As ordered reported by the House Committee on Energy and Commerce on July 17, 2013
H.R. 83 would require the Department of the Interior (DOI) to establish a team of technical, policy, and financial experts to develop action plans aimed at reducing reliance on imported fossil fuels and increasing the use of clean-energy sources in the insular areas (American Samoa, the Northern Mariana Islands, Puerto Rico, Guam, and the Virgin Islands) and the Freely Associated States (the Federated States of Micronesia, the Republic of the Marshall Islands, and the Republic of Palau). In establishing the team, DOI would be required to consider including regional utility organizations. Both the team and DOI would report to the Congress on their findings annually.
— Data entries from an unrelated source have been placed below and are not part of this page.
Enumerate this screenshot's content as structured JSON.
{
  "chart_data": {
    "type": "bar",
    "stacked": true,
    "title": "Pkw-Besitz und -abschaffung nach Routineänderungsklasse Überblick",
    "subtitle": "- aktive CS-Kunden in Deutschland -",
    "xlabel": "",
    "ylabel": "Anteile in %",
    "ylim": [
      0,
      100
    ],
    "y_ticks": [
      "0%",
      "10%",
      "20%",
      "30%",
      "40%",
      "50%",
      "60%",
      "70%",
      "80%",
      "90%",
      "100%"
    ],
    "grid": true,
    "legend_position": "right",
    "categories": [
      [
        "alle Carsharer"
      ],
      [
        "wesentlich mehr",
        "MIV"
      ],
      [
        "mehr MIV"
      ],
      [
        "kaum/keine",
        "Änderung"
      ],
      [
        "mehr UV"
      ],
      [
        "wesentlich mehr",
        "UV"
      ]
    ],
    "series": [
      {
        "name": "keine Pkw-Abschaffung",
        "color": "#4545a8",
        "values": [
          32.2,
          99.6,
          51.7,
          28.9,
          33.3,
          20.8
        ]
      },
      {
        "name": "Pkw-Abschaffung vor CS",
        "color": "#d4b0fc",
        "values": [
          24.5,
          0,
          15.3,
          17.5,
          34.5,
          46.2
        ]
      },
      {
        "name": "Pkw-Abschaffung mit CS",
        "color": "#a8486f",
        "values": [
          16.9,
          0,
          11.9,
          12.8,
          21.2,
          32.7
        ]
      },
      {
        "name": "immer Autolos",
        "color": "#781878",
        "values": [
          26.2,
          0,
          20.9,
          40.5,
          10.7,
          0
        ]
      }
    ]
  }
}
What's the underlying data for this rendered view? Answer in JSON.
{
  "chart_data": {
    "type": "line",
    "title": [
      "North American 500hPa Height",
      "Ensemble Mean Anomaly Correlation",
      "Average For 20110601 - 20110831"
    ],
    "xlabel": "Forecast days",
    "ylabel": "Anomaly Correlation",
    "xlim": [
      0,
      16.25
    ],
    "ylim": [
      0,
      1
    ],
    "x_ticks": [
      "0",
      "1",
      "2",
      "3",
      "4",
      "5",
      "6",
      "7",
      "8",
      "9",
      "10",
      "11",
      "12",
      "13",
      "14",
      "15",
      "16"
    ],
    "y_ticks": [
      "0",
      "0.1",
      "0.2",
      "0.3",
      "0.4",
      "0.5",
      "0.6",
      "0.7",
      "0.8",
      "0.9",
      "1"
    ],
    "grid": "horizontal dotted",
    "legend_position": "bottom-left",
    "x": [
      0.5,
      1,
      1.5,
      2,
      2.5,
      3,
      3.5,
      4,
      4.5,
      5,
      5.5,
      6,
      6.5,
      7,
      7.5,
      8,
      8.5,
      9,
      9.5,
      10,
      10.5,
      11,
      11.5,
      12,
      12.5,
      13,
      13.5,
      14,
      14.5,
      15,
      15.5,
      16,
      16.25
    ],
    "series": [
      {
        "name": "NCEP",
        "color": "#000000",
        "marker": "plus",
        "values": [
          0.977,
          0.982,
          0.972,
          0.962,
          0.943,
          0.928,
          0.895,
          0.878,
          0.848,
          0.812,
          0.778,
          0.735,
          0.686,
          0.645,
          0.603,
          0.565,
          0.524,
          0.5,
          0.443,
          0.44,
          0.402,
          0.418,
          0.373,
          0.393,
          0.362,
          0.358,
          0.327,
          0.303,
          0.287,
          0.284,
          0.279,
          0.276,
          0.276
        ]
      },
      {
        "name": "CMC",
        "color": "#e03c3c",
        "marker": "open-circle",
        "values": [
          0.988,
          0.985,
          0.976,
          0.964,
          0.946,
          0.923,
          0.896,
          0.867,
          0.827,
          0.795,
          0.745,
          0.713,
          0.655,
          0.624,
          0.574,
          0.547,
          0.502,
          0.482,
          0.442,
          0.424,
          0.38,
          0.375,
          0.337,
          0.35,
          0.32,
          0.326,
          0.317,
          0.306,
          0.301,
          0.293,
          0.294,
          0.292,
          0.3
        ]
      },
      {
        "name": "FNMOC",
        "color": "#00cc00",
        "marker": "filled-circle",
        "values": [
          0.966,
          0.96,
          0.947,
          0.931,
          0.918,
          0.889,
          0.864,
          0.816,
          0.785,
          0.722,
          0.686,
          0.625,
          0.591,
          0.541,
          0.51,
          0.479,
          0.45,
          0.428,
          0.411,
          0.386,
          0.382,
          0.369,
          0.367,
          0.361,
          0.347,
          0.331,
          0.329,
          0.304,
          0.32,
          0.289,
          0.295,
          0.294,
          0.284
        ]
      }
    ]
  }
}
DOI currently spends $1.2 million annually to establish energy action plans for insular areas. Based on information from the agency, CBO expects that under H.R. 83, DOI would need to spend about $2 million more annually to hire additional staff to handle the increased technical support called for under the bill. Thus, CBO estimates that implementing the bill would cost about $10 million over the 2014-2018 period, assuming appropriation of the necessary amounts. Enacting H.R. 83 would not affect direct spending or revenues; therefore, pay-as-you-go procedures do not apply.
H.R. 83 contains no intergovernmental or private-sector mandates as defined in the Unfunded Mandates Reform Act and would not affect the budgets of state, local, or tribal governments.